IMPORTANT
Using these in mpv currently requires --opengl-fbo-format=rgba32f
, because
the neural network's intermediate results contain arbitrary floats!!
I plan on perhaps trying to train a version of the network which expects clipped intermediate textures, so you can use it directly in mpv without worrying about the fbo format, but that will have to wait until I'm done training other versions of the network.
gen.hs
This generates the shader files, based on weights exported by https://github.com/haasn/FSRCNN-TensorFlow
(Note: You need my fork of FSRCNN-TensorFlow in order to export weights in the right format)
How to train your own NN
Refer to the FSRCNN-TensorFlow instructions. To generate the GLSL code, I do:
$ vim gen.hs -- update `main` for the right number of passes
$ cat gen.hs FSRCNN-TensorFlow/params/weights24_4_2.txt | runhaskell > FSRCNN_24_4_2.glsl
FSRCNN_4_2_1.glsl
A proof-of-concept shader with a low network size: (s,d,m) = (4,2,1). Mostly there for testing, because it's much easier to test on such a low network size.
FSRCNNi_4_2_1_v2.glsl
Same as FSRCNN_4_2_1.glsl, but uses a direct nearest neighbour texture lookup for the 3x3 convolution instead of an immediate constant reference. In theory, this could be faster for AMD GPUs, but for nvidia it seems to be slower.
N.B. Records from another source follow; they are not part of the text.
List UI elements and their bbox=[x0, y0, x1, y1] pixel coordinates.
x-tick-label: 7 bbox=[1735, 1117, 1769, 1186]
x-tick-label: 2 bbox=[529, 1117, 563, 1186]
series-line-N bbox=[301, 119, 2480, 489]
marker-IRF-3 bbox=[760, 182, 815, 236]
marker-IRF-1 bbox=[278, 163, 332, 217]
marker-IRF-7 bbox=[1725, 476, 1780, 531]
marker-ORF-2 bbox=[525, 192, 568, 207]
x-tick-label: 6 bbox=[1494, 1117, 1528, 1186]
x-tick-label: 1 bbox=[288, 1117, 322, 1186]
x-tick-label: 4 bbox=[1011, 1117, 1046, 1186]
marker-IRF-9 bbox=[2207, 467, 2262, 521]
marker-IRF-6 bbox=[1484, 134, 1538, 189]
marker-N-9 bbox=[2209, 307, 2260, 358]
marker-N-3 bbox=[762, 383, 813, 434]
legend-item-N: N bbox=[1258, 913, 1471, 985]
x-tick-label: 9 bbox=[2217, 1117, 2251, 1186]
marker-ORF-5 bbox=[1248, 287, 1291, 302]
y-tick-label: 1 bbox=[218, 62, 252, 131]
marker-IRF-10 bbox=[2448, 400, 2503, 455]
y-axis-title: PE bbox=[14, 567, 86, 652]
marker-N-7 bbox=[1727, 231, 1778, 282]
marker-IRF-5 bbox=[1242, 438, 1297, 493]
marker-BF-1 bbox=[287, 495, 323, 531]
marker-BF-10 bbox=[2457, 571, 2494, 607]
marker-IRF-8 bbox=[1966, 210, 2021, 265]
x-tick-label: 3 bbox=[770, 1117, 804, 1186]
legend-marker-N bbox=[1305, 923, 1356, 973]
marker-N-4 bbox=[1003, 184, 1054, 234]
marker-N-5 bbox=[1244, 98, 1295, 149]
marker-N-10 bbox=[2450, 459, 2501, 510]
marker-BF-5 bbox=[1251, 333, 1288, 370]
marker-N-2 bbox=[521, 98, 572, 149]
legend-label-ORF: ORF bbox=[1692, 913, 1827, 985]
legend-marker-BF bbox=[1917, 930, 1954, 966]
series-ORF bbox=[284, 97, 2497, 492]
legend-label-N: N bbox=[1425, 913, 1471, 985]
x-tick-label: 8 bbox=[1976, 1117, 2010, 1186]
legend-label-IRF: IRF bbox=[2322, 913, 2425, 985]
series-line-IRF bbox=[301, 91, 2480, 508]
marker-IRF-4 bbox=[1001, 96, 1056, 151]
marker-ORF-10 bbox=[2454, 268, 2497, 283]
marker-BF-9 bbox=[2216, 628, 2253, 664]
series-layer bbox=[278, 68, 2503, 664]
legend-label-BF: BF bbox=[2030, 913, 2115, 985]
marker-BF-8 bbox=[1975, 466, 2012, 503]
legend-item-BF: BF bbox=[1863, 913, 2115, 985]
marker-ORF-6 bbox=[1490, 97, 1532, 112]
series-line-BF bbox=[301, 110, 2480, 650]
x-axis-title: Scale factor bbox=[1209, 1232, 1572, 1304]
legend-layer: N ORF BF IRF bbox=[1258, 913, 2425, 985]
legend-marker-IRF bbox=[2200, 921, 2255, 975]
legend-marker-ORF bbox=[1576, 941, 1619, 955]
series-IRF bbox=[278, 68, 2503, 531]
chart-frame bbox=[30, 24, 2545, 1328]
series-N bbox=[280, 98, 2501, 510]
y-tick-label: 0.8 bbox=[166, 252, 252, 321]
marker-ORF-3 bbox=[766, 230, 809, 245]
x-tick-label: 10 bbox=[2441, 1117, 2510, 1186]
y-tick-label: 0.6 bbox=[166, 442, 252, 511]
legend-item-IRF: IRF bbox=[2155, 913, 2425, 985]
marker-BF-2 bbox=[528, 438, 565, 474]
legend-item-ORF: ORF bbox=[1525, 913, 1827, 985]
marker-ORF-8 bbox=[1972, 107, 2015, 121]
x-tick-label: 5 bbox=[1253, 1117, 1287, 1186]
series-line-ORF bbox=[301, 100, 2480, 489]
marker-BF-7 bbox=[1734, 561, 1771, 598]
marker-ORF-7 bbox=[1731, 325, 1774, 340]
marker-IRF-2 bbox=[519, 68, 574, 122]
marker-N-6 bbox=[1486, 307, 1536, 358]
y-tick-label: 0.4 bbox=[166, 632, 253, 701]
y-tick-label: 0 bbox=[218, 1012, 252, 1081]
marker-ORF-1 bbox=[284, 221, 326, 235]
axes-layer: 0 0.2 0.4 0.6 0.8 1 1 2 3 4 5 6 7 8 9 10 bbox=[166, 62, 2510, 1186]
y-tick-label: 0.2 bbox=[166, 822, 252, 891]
Requires a branch of mpv which is on my computer.
FSRCNN_24_4_2.glsl
A larger network, tuned to the limitations of mpv. (s,d,m) = (24,4,2), picked because mpv only allows 6 textures unit (6*4 = 24), and because 4 components fit into a single texture (unlike 5).
FSRCNN_24_4_4_ssim.glsl
An even larger network, trained using MS-SSIM instead of MSE as the loss function and the Adam optimizer instead of SGD+Momentum. Probably the limit of what is currently possible in realtime, at least for 3x upscaling ratio.